The 2022 Topps factory set I bought was more than offset by the 850 cards which were given out at Halloween… but I bought some other stuff on top of that, so overall we’re still on an upward trend.

Totals since I started tracking on 10/16/2011:
Total # of cards purged from the collection, to date: 16,272
Net change to the collection, to date: +8,041

Total # of cards which have left the house, to date: 56,200
Net change to the number of cards in the house, to date: -12,691

One of these days I’m going to make a Goodwill donation run and these numbers will look a bit better.

Size of the collection:
Number of individual cards tracked in my Access database: 73,915
Number of cards that make up the sets flagged as completed in my Access database: 11,987
…which means I’ve got at least 85,902 cards in my collection

Money spent on cards:
This does not count money spent on show admission, shipping, supplies, etc.

1st quarter, 2022: $57.19
2nd quarter, 2022: $224.46
3rd quarter, 2022: $31.79
4th quarter, 2022: $172.72

Average per month for 2022: $40.51
Average per month for 2021: $35.64
Average per month for 2020: $76.66
Average per month for 2019: $80.38
Average per month for 2018: $79.03
Average per month for 2017: $43.63
Average per month for 2016: $36.11

I didn’t track my spending before 2016. In 2016 and 2017 I didn’t go to many card shows because there weren’t any local shows, and I made the 5 hour round trip to a regional card show only once or twice a year.

I’m still well below my spending from 2018 – 2020, but part of it is me feeling a bit lost in where I want to take my collection going forward.  Since receiving a COMC shipment in mid December there’s been very little going on with my collection.

Size of my MS Access card database:
I track my collection in a Microsoft Access database of my own creation.

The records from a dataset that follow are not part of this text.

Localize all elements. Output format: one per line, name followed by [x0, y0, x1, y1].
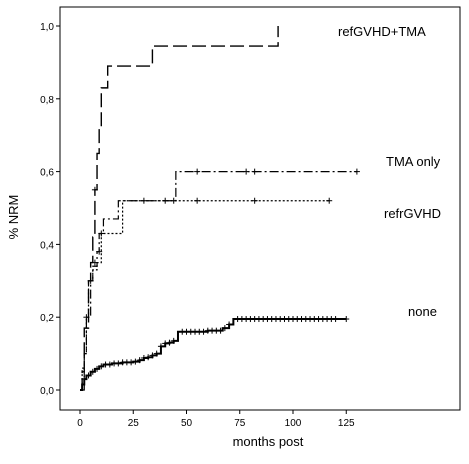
- series-label: TMA only: [386, 154, 441, 169]
- x-tick-label: 100: [285, 418, 302, 429]
- series-line: [80, 171, 357, 391]
- series-2: [80, 197, 333, 391]
- plot-frame: [59, 6, 461, 411]
- x-tick-label: 50: [181, 418, 193, 429]
- x-tick-label: 0: [77, 418, 83, 429]
- series-label: refGVHD+TMA: [338, 24, 426, 39]
- series-label: refrGVHD: [384, 206, 441, 221]
- y-tick-label: 1,0: [40, 22, 54, 33]
- y-axis-title: % NRM: [6, 195, 21, 240]
- y-tick-label: 0,8: [40, 95, 54, 106]
- x-tick-label: 75: [234, 418, 246, 429]
- axes: 0 25 50 75 100 125 0,0 0,2 0,4 0,6 0,8 1,0: [40, 22, 355, 429]
- series-3: [80, 316, 350, 391]
- y-tick-label: 0,6: [40, 168, 54, 179]
- series-labels: refGVHD+TMA TMA only refrGVHD none: [338, 24, 441, 319]
- series-0: [80, 26, 279, 391]
- y-tick-label: 0,0: [40, 386, 54, 397]
- series-line: [80, 200, 330, 391]
- series-label: none: [408, 304, 437, 319]
- x-tick-label: 125: [338, 418, 355, 429]
- x-axis-title: months post: [233, 434, 304, 449]
- x-tick-label: 25: [128, 418, 140, 429]
- y-tick-label: 0,2: [40, 313, 54, 324]
- y-tick-label: 0,4: [40, 240, 54, 251]
- curves: [80, 26, 360, 391]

There’s quite a bit of work involved in keeping it up-to-date, so I like to satisfy my own curiosity by finding out how much information is currently in my database.

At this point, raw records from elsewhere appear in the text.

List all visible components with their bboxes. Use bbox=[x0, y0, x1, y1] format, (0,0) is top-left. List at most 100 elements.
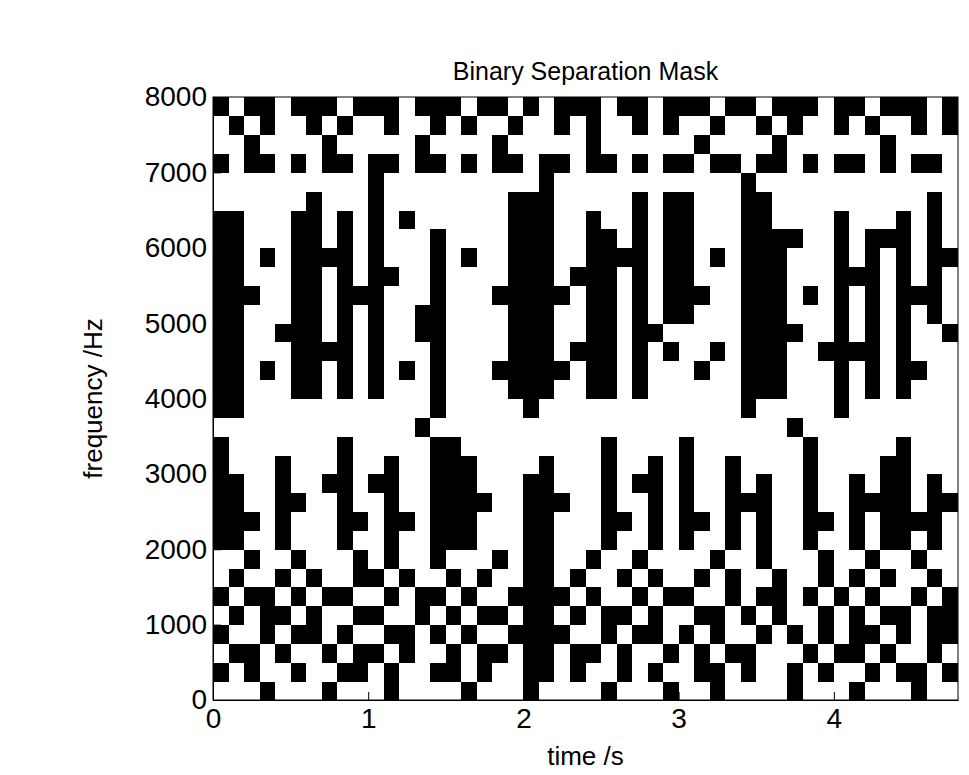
mask-cell bbox=[787, 229, 803, 248]
mask-cell bbox=[384, 342, 400, 361]
mask-cell bbox=[213, 116, 229, 135]
mask-cell bbox=[477, 549, 493, 568]
mask-cell bbox=[601, 417, 617, 436]
mask-cell bbox=[927, 512, 943, 531]
mask-cell bbox=[260, 417, 276, 436]
mask-cell bbox=[508, 530, 524, 549]
tick-mark bbox=[213, 700, 221, 701]
mask-cell bbox=[772, 662, 788, 681]
mask-cell bbox=[399, 681, 415, 700]
mask-cell bbox=[244, 342, 260, 361]
mask-cell bbox=[865, 455, 881, 474]
mask-cell bbox=[492, 455, 508, 474]
mask-cell bbox=[477, 135, 493, 154]
mask-cell bbox=[911, 285, 927, 304]
mask-cell bbox=[337, 530, 353, 549]
tick: 3000 bbox=[145, 458, 221, 489]
mask-cell bbox=[787, 455, 803, 474]
mask-cell bbox=[353, 361, 369, 380]
mask-cell bbox=[911, 399, 927, 418]
mask-cell bbox=[477, 417, 493, 436]
mask-cell bbox=[244, 662, 260, 681]
mask-cell bbox=[803, 587, 819, 606]
mask-cell bbox=[880, 135, 896, 154]
mask-cell bbox=[756, 474, 772, 493]
mask-cell bbox=[756, 97, 772, 116]
mask-cell bbox=[601, 493, 617, 512]
mask-cell bbox=[368, 191, 384, 210]
mask-cell bbox=[710, 587, 726, 606]
mask-cell bbox=[942, 191, 958, 210]
mask-cell bbox=[275, 587, 291, 606]
mask-cell bbox=[756, 493, 772, 512]
mask-cell bbox=[725, 568, 741, 587]
mask-cell bbox=[632, 606, 648, 625]
mask-cell bbox=[415, 417, 431, 436]
mask-cell bbox=[570, 512, 586, 531]
mask-cell bbox=[353, 681, 369, 700]
mask-cell bbox=[834, 135, 850, 154]
mask-cell bbox=[787, 323, 803, 342]
mask-cell bbox=[229, 681, 245, 700]
mask-cell bbox=[617, 116, 633, 135]
mask-cell bbox=[306, 643, 322, 662]
mask-cell bbox=[710, 229, 726, 248]
mask-cell bbox=[539, 172, 555, 191]
mask-cell bbox=[725, 455, 741, 474]
mask-cell bbox=[399, 210, 415, 229]
mask-cell bbox=[663, 304, 679, 323]
mask-cell bbox=[818, 229, 834, 248]
mask-cell bbox=[694, 568, 710, 587]
mask-cell bbox=[554, 361, 570, 380]
mask-cell bbox=[260, 135, 276, 154]
mask-cell bbox=[275, 116, 291, 135]
mask-cell bbox=[880, 568, 896, 587]
mask-cell bbox=[663, 361, 679, 380]
mask-cell bbox=[337, 97, 353, 116]
mask-cell bbox=[461, 191, 477, 210]
mask-cell bbox=[803, 530, 819, 549]
mask-cell bbox=[586, 323, 602, 342]
mask-cell bbox=[710, 361, 726, 380]
mask-cell bbox=[818, 304, 834, 323]
mask-cell bbox=[896, 97, 912, 116]
mask-cell bbox=[430, 530, 446, 549]
mask-cell bbox=[244, 135, 260, 154]
mask-cell bbox=[586, 512, 602, 531]
mask-cell bbox=[399, 229, 415, 248]
mask-cell bbox=[539, 229, 555, 248]
mask-cell bbox=[818, 436, 834, 455]
mask-cell bbox=[322, 248, 338, 267]
mask-cell bbox=[648, 97, 664, 116]
mask-cell bbox=[586, 455, 602, 474]
mask-cell bbox=[834, 587, 850, 606]
mask-cell bbox=[942, 267, 958, 286]
mask-cell bbox=[353, 172, 369, 191]
mask-cell bbox=[725, 361, 741, 380]
mask-cell bbox=[803, 135, 819, 154]
mask-cell bbox=[229, 154, 245, 173]
mask-cell bbox=[523, 606, 539, 625]
mask-cell bbox=[570, 662, 586, 681]
mask-cell bbox=[663, 474, 679, 493]
mask-cell bbox=[492, 643, 508, 662]
mask-cell bbox=[632, 380, 648, 399]
mask-cell bbox=[260, 361, 276, 380]
mask-cell bbox=[244, 512, 260, 531]
mask-cell bbox=[275, 436, 291, 455]
mask-cell bbox=[787, 436, 803, 455]
mask-cell bbox=[415, 530, 431, 549]
mask-cell bbox=[586, 493, 602, 512]
mask-cell bbox=[477, 493, 493, 512]
mask-cell bbox=[260, 512, 276, 531]
mask-cell bbox=[617, 549, 633, 568]
tick-mark bbox=[213, 549, 221, 550]
mask-cell bbox=[384, 210, 400, 229]
mask-cell bbox=[461, 474, 477, 493]
mask-cell bbox=[741, 380, 757, 399]
mask-cell bbox=[880, 342, 896, 361]
mask-cell bbox=[942, 587, 958, 606]
mask-cell bbox=[384, 323, 400, 342]
mask-cell bbox=[523, 361, 539, 380]
mask-cell bbox=[632, 643, 648, 662]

My database currently contains 1,044 set definitions and 259,365 card definitions (An increase of 12 sets and 2,931 cards since the last weigh-in).

It’s important to point out that this is merely the number of sets and cards which are represented within my database; Although I have no cards from 1949 Bowman, that set represents 1 set definition and 240 card definitions.


5 thoughts on “Non-Random Team Review: 1977 Topps St. Louis Cardinals (Plus Weigh-In #77)

  1. I really like that photo Topps used on the Simmons card. And I don’t think I’ve ever noticed the pillbox helmet on Brock… which must mean I’ve never taken the time to stop and appreciate that photo until today.

  2. The Cardinals with the teams they had, should have been in & won the world series more often with those players. Since 1964 they have been in 10 world series winning it only 5 times. Only the Yankees won 7 out of 12 & the Red Sox won 4 out of 7 times, with the Cardinals & Red Sox meeting up 3 times since 1967. Lets not forget the Dodgers who have been there 10 times winning it only 4 times. The Cardinals get good players & turn them into players to this day.

  3. 1977 Topps set is one of my favorites and for some reason the look of the Cardinals – for some reason that green name just sticks with me – Them and the Blue Jays are the two team sets that come to mind first when I think of this set.